I tifosi sfuggiti al massacro, infatti, si riversano sul terreno di gioco, picchiati dalla polizia belga come invasori di campo. Chi può, scavalca le barriere per mettersi in salvo, ed entra in tribuna stampa. Senza ancora i cellulari, e con poche cabine telefoniche a disposizione, allungo il microfono a chi vuol far sapere a casa di essere vivo.
Arrivano, presso di me, come i soldati feriti di una guerra improvvisa, inimmaginabile, bestiale. Hanno facce stravolte, braccia insanguinate, camicie strappate. Chi ha avuto la fortuna di rompere il muretto è volato di sotto, si è fratturato in più parti, ma si è salvato. Chi non l’ha avuta, è rimasto schiacciato, e non è più riuscito a respirare.
Gaetano Scirea e Phil Neal, i due capitani, salgono nella cabina dello speaker per tranquillizzare i tifosi.
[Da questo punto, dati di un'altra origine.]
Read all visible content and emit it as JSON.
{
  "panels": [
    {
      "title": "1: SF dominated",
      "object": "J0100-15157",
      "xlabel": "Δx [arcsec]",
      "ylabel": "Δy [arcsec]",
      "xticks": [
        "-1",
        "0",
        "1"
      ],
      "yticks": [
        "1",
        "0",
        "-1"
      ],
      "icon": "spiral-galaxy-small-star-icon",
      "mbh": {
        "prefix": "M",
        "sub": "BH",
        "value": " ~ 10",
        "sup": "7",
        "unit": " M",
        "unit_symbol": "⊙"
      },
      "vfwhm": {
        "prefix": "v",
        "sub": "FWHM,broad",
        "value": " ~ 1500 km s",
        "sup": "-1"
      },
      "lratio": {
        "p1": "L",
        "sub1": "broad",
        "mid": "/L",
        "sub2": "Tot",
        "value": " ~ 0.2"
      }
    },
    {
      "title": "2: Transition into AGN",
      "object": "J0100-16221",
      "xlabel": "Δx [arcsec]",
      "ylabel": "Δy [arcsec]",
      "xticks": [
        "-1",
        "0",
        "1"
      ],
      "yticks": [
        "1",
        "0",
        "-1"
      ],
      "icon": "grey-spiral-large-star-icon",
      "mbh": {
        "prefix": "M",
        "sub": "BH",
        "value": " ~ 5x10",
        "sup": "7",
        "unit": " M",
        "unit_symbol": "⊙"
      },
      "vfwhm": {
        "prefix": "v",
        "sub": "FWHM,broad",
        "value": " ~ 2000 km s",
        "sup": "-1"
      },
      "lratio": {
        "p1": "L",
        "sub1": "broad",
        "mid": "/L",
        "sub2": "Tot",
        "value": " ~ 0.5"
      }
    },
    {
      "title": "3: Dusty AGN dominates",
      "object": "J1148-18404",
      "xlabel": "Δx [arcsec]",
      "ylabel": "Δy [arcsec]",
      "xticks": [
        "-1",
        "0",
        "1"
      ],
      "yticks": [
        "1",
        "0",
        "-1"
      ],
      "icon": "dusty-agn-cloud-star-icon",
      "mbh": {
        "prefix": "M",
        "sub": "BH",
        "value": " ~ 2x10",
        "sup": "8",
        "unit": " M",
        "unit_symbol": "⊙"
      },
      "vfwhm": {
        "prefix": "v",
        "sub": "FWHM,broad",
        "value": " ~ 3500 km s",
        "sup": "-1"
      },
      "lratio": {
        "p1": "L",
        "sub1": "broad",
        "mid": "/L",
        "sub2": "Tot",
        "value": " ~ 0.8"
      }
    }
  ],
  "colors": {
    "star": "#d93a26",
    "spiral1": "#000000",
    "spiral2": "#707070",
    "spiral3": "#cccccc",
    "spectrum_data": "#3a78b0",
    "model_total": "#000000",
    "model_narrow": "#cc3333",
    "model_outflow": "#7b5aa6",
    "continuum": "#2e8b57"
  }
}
Dicono che giocheranno lo stesso: «Giocheremo per voi». Che effetto, mentre scrivo, pensare che anche Gaetano, poco più di quattro anni dopo, non ci sarà più, lasciandoci in un modo, se possibile, ancora peggiore, fra le fiamme della benzina!
Quando rievoco quella finale, credo che si doveva disputare per evitare altri scontri e altri morti, ma che non si doveva assegnare nulla, con immediata restituzione del trofeo all’UEFA. E credo a una sorta di Hiroshima del pallone: la “bomba atomica” del teppismo calcistico che esplode, e dopo la quale nulla sarà più come prima.